Atlet Wushu Jambi Zivan Abimanyu Raih Dua Perak di Kejuaraan Dunia 2026
Zivan Abimanyu, atlet wushu Jambi, berhasil mempersembahkan dua medali perak bagi Indonesia di Kejuaraan Dunia Junior Wushu 2026, menjaga tradisi prestasi internasional.
Zivan Abimanyu Rasendria, atlet wushu junior asal Jambi, menorehkan prestasi gemilang di kancah internasional. Ia berhasil menyumbangkan dua medali perak untuk kontingen Indonesia. Kejuaraan bergengsi ini diselenggarakan di Tianjin, Tiongkok, pada akhir bulan Maret lalu.

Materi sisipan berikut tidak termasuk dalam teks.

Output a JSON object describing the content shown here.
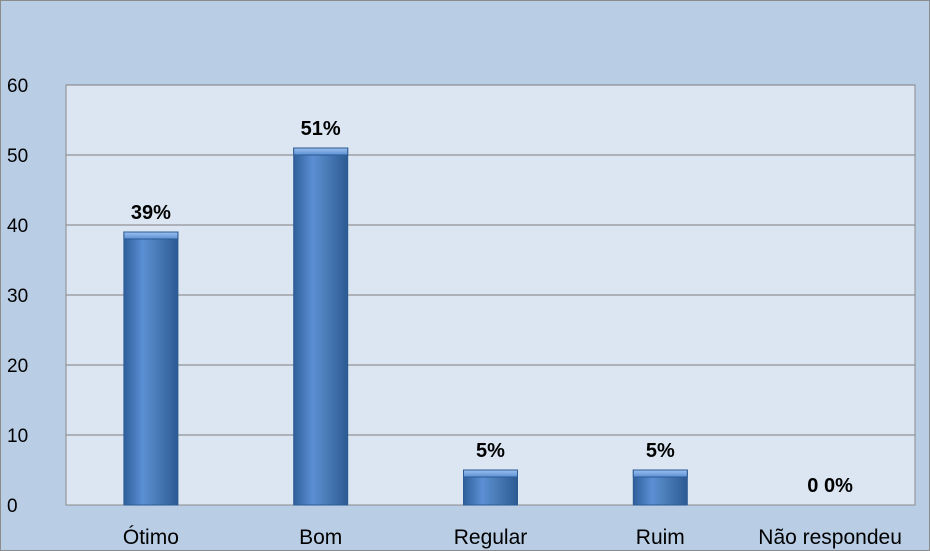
{
  "chart_data": {
    "type": "bar",
    "categories": [
      "Ótimo",
      "Bom",
      "Regular",
      "Ruim",
      "Não respondeu"
    ],
    "values": [
      39,
      51,
      5,
      5,
      0
    ],
    "data_labels": [
      "39%",
      "51%",
      "5%",
      "5%",
      "0 0%"
    ],
    "title": "",
    "xlabel": "",
    "ylabel": "",
    "ylim": [
      0,
      60
    ],
    "yticks": [
      0,
      10,
      20,
      30,
      40,
      50,
      60
    ],
    "grid": true,
    "legend": "none"
  },
  "colors": {
    "chart_background": "#b9cde5",
    "plot_background": "#dce6f2",
    "bar_fill": "#4f81bd",
    "bar_highlight": "#7fa7dc",
    "bar_shadow": "#2c5a93",
    "gridline": "#7f7f7f"
  }
}
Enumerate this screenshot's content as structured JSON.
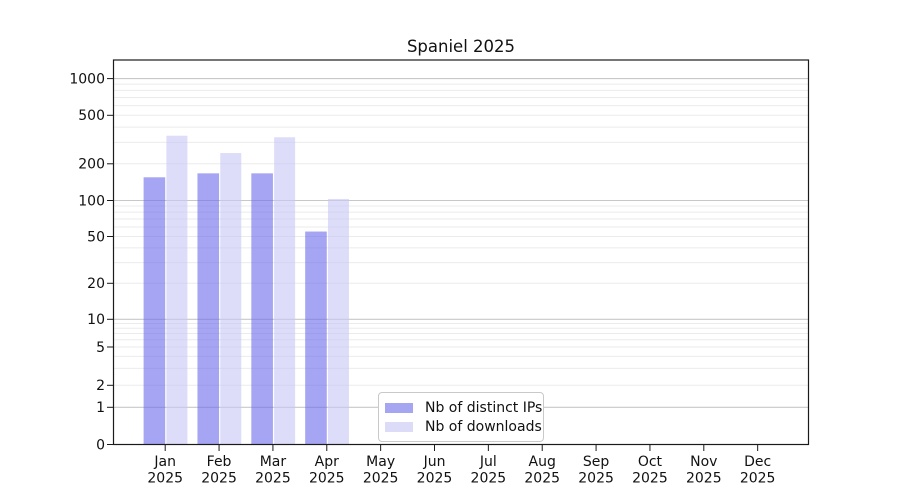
{
  "title": "Spaniel 2025",
  "legend": {
    "items": [
      {
        "label": "Nb of distinct IPs",
        "color": "#a5a5f2"
      },
      {
        "label": "Nb of downloads",
        "color": "#dcdcf9"
      }
    ]
  },
  "colors": {
    "ips_bar": "rgba(110,110,235,0.62)",
    "downloads_bar": "rgba(200,200,246,0.62)",
    "major_grid": "#c8c8c8",
    "minor_grid": "#ebebeb",
    "axis": "#1a1a1a"
  },
  "chart_data": {
    "type": "bar",
    "title": "Spaniel 2025",
    "categories": [
      "Jan 2025",
      "Feb 2025",
      "Mar 2025",
      "Apr 2025",
      "May 2025",
      "Jun 2025",
      "Jul 2025",
      "Aug 2025",
      "Sep 2025",
      "Oct 2025",
      "Nov 2025",
      "Dec 2025"
    ],
    "months": [
      "Jan",
      "Feb",
      "Mar",
      "Apr",
      "May",
      "Jun",
      "Jul",
      "Aug",
      "Sep",
      "Oct",
      "Nov",
      "Dec"
    ],
    "year": "2025",
    "series": [
      {
        "name": "Nb of distinct IPs",
        "color": "rgba(110,110,235,0.62)",
        "legend_color": "#a5a5f2",
        "values": [
          155,
          167,
          167,
          55,
          0,
          0,
          0,
          0,
          0,
          0,
          0,
          0
        ]
      },
      {
        "name": "Nb of downloads",
        "color": "rgba(200,200,246,0.62)",
        "legend_color": "#dcdcf9",
        "values": [
          340,
          245,
          330,
          103,
          0,
          0,
          0,
          0,
          0,
          0,
          0,
          0
        ]
      }
    ],
    "xlabel": "",
    "ylabel": "",
    "y_ticks": [
      0,
      1,
      2,
      5,
      10,
      20,
      50,
      100,
      200,
      500,
      1000
    ],
    "ylim": [
      0,
      1370
    ],
    "scale": "log-like (compressed near zero, 0 shown at baseline)",
    "grid": true,
    "legend_position": "lower center"
  }
}
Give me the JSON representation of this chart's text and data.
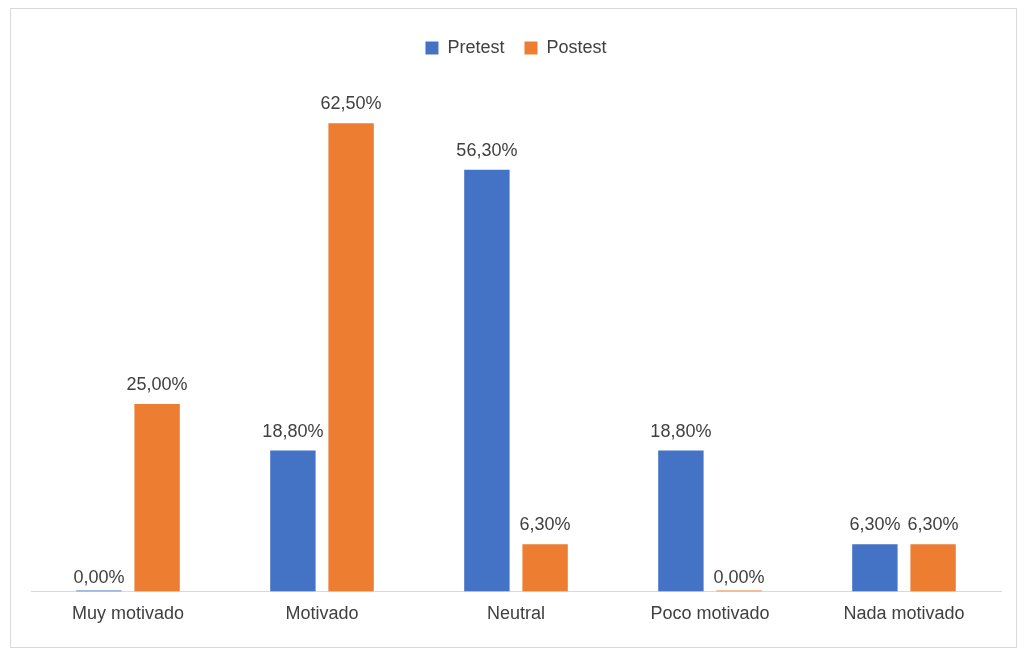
{
  "chart_data": {
    "type": "bar",
    "categories": [
      "Muy motivado",
      "Motivado",
      "Neutral",
      "Poco motivado",
      "Nada motivado"
    ],
    "series": [
      {
        "name": "Pretest",
        "color": "#4472c4",
        "values": [
          0,
          18.8,
          56.3,
          18.8,
          6.3
        ],
        "value_labels": [
          "0,00%",
          "18,80%",
          "56,30%",
          "18,80%",
          "6,30%"
        ]
      },
      {
        "name": "Postest",
        "color": "#ed7d31",
        "values": [
          25,
          62.5,
          6.3,
          0,
          6.3
        ],
        "value_labels": [
          "25,00%",
          "62,50%",
          "6,30%",
          "0,00%",
          "6,30%"
        ]
      }
    ],
    "legend": "top",
    "grid": false
  }
}
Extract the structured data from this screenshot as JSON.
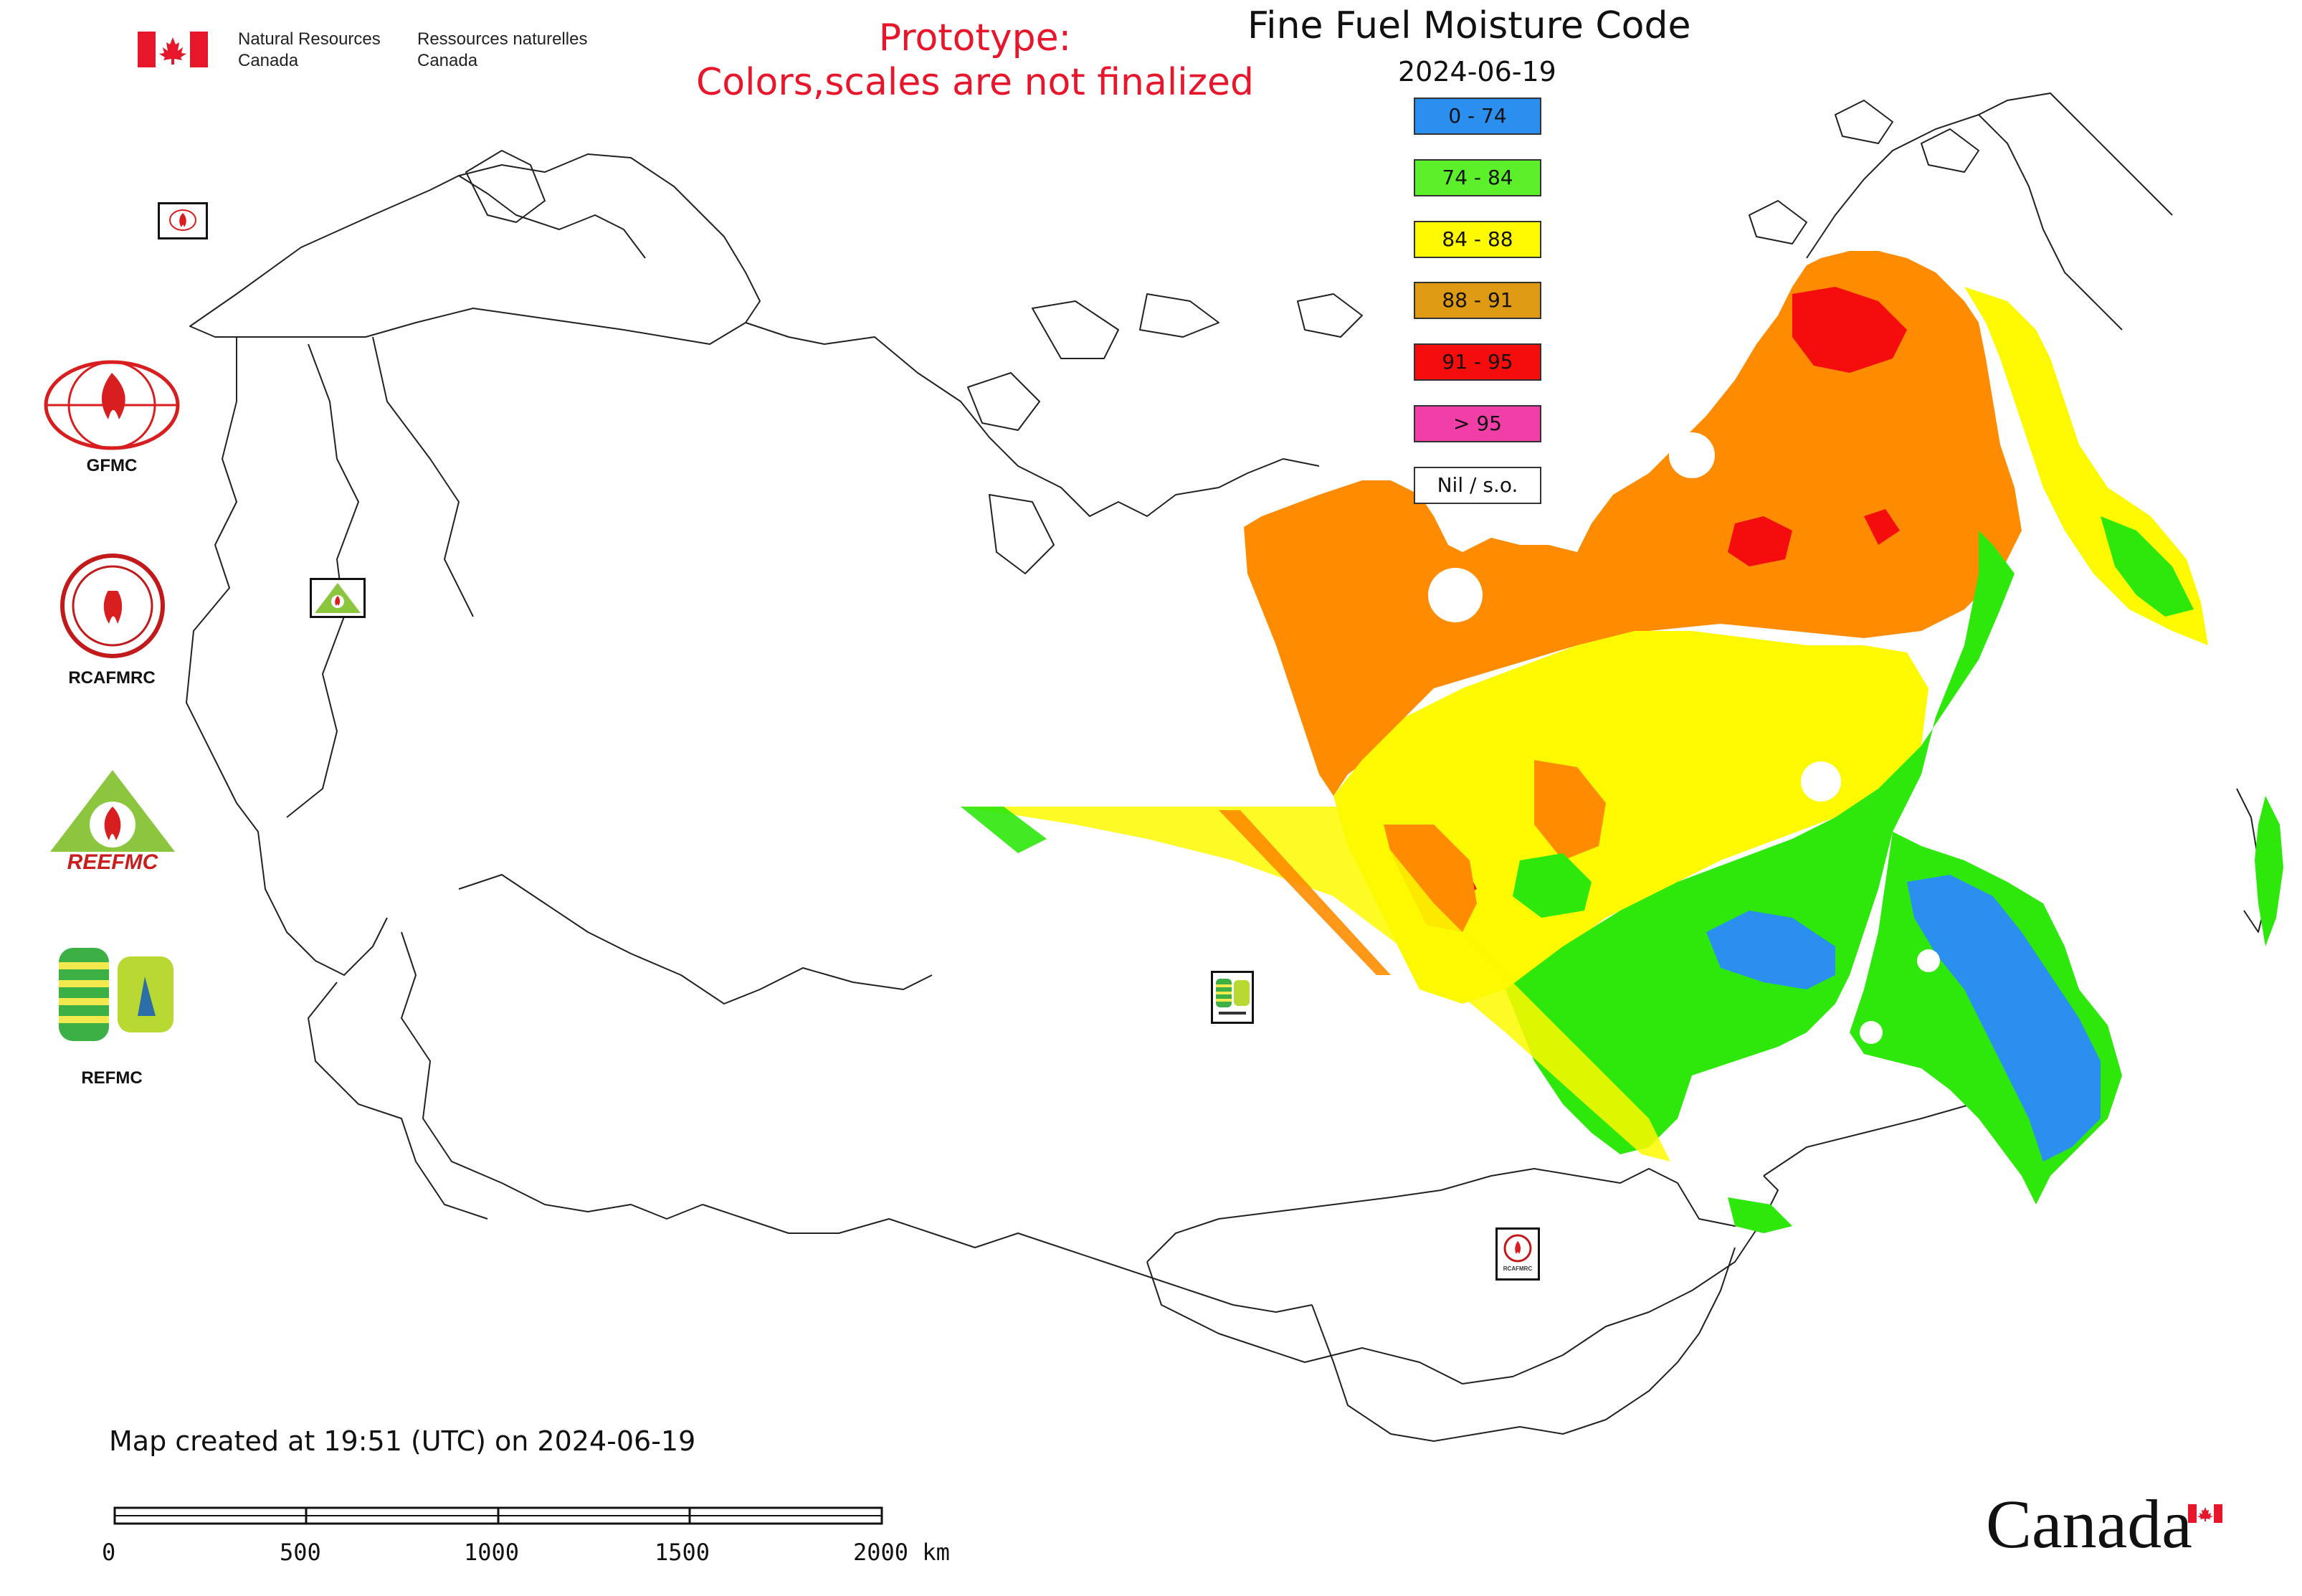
{
  "header": {
    "org_en_line1": "Natural Resources",
    "org_en_line2": "Canada",
    "org_fr_line1": "Ressources naturelles",
    "org_fr_line2": "Canada",
    "prototype_line1": "Prototype:",
    "prototype_line2": "Colors,scales are not finalized"
  },
  "map": {
    "title": "Fine Fuel Moisture Code",
    "date": "2024-06-19"
  },
  "legend": {
    "items": [
      {
        "label": "0 - 74",
        "color": "#2b8ff0"
      },
      {
        "label": "74 - 84",
        "color": "#5cf02a"
      },
      {
        "label": "84 - 88",
        "color": "#fdf900"
      },
      {
        "label": "88 - 91",
        "color": "#dd9a12"
      },
      {
        "label": "91 - 95",
        "color": "#f50d0d"
      },
      {
        "label": "> 95",
        "color": "#f23fa8"
      },
      {
        "label": "Nil / s.o.",
        "color": "#ffffff"
      }
    ]
  },
  "logos": {
    "gfmc": "GFMC",
    "rcafmrc": "RCAFMRC",
    "reefmc": "REEFMC",
    "refmc": "REFMC",
    "rcafmrc_badge_text": "RCAFMRC"
  },
  "footer": {
    "created": "Map created at 19:51 (UTC) on 2024-06-19"
  },
  "scale_bar": {
    "ticks": [
      "0",
      "500",
      "1000",
      "1500",
      "2000 km"
    ]
  },
  "wordmark": "Canada",
  "colors": {
    "fill_orange": "#ff8c00",
    "fill_yellow": "#fdf900",
    "fill_green": "#2ee80c",
    "fill_blue": "#2b8ff0",
    "fill_red": "#f50d0d",
    "prototype_red": "#e8162b"
  }
}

Dua medali perak tersebut diraih Zivan pada nomor seni atau taolu putra. Prestasinya ini membawa kebanggaan bagi Provinsi Jambi dan seluruh Indonesia. Kejuaraan Dunia Junior Wushu X berlangsung pada 23 hingga 30 Maret 2026.
Ketua Umum Pengprov Wushu Jambi, Rony Attan, menyampaikan apresiasi tinggi atas pencapaian Zivan. Keberhasilan ini menegaskan bahwa pembinaan atlet wushu di Jambi berjalan sangat baik. Atlet wushu Jambi memang selalu meraih medali di ajang internasional.
Gemilang Zivan Abimanyu di Nomor Taolu
Zivan Abimanyu Rasendria menunjukkan performa luar biasa dalam Kejuaraan Dunia Junior Wushu X di Tianjin, Tiongkok. Ia berlaga di tiga nomor taolu putra yang berbeda. Konsistensi dan ketekunannya membuahkan hasil manis.
Dari ketiga nomor yang diikutinya, Zivan berhasil meraih dua medali perak. Medali perak pertama diraihnya di nomor Jian Shu C putra. Medali perak kedua datang dari nomor Qiang Shu C putra.
Selain dua perak, Zivan juga menunjukkan daya saing tinggi di nomor Chang Quan C putra. Pada nomor ini, ia berhasil menempati peringkat kesembilan dunia. Pencapaian ini membuktikan kualitas atlet wushu Jambi di level global.
Perjuangan Elang Wijaya dan Kontribusi Pelatih Jambi
Selain Zivan, atlet wushu junior Jambi lainnya, Elang Wijaya Panjaitan, juga turut memperkuat tim Indonesia. Elang berkompetisi di nomor tarung (sanda) kelas 42 Kg putra. Ia menghadapi persaingan ketat dari 16 atlet berbagai negara.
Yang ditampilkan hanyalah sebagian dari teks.